To integrate Raman-derived compositional information with microarchitectural, local mechanical, and single-cell transcriptomic data to identify a conserved compositional fingerprint of osteoporotic trabecular bone, highlighting its significance for osteoporosis evaluation.
Key Findings:
A conserved osteoporotic Raman fingerprint was identified, characterized by reduced phosphate and collagen signals and increased lipid-associated bands, with implications for treatment strategies.
These compositional signatures correlated with micro-CT-defined structural deterioration and local mechanical alterations, emphasizing their relevance in clinical settings.
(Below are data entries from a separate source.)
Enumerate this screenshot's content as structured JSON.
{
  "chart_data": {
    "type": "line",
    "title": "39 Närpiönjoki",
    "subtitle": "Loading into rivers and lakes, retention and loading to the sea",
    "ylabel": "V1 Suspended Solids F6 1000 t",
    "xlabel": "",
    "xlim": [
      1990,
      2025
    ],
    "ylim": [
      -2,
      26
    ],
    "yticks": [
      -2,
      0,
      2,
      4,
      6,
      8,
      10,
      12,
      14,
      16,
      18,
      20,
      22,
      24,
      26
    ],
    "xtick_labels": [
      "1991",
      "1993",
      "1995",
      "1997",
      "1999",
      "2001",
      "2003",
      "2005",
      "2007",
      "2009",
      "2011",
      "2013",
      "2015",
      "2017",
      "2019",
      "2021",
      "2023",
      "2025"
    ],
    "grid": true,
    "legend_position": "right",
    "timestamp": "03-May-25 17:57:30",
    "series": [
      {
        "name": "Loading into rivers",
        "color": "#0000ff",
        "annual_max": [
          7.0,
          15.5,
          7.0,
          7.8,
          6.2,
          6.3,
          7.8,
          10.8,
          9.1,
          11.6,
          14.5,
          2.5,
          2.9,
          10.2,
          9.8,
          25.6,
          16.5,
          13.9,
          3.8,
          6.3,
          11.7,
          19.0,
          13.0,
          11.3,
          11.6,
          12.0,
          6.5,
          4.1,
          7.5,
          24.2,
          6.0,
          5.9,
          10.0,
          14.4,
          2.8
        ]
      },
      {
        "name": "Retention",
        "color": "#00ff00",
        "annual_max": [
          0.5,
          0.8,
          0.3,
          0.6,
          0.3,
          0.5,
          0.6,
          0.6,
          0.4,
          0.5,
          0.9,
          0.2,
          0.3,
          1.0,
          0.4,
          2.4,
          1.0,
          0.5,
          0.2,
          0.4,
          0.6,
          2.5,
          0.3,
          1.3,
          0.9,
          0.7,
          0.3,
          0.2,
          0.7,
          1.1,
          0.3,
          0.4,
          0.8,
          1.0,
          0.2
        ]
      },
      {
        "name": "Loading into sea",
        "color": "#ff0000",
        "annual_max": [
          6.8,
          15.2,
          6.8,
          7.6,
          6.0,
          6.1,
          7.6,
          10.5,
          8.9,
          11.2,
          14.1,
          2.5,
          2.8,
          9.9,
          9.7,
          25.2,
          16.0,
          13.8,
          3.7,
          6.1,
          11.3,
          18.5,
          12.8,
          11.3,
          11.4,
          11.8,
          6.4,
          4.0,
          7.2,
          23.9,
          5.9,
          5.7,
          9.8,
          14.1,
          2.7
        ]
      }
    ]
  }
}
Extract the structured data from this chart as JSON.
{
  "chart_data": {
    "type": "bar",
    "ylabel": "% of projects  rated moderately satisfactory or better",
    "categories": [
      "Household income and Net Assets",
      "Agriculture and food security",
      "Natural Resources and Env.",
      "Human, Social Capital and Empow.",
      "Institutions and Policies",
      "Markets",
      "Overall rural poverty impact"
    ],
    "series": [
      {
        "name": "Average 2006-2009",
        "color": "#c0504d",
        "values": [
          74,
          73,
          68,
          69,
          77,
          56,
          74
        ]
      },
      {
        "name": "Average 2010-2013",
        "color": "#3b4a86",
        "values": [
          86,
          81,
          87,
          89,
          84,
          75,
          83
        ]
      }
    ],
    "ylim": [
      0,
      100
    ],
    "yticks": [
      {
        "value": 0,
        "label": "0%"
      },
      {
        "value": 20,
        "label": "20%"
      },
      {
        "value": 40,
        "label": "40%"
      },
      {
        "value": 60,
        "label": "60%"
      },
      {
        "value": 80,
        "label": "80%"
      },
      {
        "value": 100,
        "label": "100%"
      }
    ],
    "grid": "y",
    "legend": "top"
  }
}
Single-cell RNA sequencing revealed shifts in BMMSC transcriptomic programs related to mineral, extracellular matrix, and lipid metabolism, paralleling the Raman-defined changes.
Interpretation:
Raman-based compositional fingerprinting provides a multidimensional readout that can be integrated with structural imaging, mechanical testing, and transcriptomic profiling, with potential clinical applications.
Limitations:
The study was conducted in murine models, which may not fully replicate human osteoporosis; further validation in larger and more diverse human populations is needed.
Conclusion:
Raman spectroscopy offers a data-rich modality for advanced bone-quality evaluation and diagnostic development, underscoring its importance in future osteoporosis research.